How to Prevent Ulcers in Your Horse
While there is no sure fire way to prevent ulcers in your horse, the following horse care practices may help reduce risk factors and support your horse’s overall health and happiness:
- Reduce the amount of grain you feed your horse and focus on feeding your horse high quality forage free from pesticides, chemicals, and irritants.
- Limit travel, intense training, trailering, stall time, and isolation.
- Give your horse ample herd and grazing time.
- Feed your horse smaller and more frequent meals.
- Make it easy for your horse to see, interact, and communicate with other horses.

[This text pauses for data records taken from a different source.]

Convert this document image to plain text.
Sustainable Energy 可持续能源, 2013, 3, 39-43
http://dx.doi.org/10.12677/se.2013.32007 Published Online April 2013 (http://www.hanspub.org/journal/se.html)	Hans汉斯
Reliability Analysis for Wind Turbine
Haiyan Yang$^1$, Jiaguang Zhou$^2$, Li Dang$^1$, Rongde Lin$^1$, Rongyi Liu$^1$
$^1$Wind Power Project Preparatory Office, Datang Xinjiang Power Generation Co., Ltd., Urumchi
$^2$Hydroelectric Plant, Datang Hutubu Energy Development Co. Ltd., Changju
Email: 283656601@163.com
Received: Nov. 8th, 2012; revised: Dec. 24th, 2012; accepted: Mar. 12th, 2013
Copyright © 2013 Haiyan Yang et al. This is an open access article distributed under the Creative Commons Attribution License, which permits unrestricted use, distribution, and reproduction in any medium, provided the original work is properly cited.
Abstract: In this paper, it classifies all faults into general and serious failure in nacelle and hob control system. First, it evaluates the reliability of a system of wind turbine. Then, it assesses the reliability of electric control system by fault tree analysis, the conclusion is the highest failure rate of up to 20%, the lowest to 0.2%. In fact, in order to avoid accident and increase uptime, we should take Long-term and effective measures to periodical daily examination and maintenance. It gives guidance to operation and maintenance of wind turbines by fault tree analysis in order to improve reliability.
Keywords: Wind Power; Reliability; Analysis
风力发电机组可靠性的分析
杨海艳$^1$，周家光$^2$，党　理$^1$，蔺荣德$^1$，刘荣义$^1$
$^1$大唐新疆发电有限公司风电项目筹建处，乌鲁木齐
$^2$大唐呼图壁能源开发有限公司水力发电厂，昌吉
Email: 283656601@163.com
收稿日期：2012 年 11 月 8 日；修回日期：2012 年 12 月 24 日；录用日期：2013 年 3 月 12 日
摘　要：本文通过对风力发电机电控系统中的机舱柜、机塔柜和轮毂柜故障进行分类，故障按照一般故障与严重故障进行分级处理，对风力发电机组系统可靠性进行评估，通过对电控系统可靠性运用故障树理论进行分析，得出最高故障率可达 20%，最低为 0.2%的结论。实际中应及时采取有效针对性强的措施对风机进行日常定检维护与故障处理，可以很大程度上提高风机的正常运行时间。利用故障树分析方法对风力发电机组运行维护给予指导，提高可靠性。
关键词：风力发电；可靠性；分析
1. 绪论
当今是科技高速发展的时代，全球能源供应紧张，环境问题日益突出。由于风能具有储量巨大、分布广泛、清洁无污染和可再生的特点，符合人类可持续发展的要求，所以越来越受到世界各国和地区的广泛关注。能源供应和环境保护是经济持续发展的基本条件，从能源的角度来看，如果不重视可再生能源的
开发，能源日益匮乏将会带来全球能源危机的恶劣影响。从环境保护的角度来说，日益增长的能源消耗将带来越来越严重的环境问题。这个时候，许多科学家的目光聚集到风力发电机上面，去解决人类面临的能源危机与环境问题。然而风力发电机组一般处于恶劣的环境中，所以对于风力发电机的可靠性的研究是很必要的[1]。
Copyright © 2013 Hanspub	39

Admittedly, it can be challenging in urban environments to give your horse the freedom and socialization they need to graze freely and interact with other horses. In these situations, it’s important to limit other risk factors such as reducing the amount of grain, making it easy for your horse to eat throughout the day, limiting travel and training intensity, and reducing stress overall.
Final Words on Gastric Ulcers and Your Horse
Unfortunately, there isn’t a magic bullet for the epidemic of gastric ulcers in horses.
Sadly modern day challenges including limited grazing land for horses, the punishing training and showing regimen for performance horses, and the overfeeding of grain, make it is hard to see the epidemic of gastric ulcers abating anytime soon.
While horse digestion supplements may help in reducing potential problems, risk factors will always be present for most horses.
As a horse person, the onus is on you to be aware of the risk factors, to pay attention to all the signals your horse is giving you, and to always contact your veterinarian should there be any changes to your horse’s behavior or condition.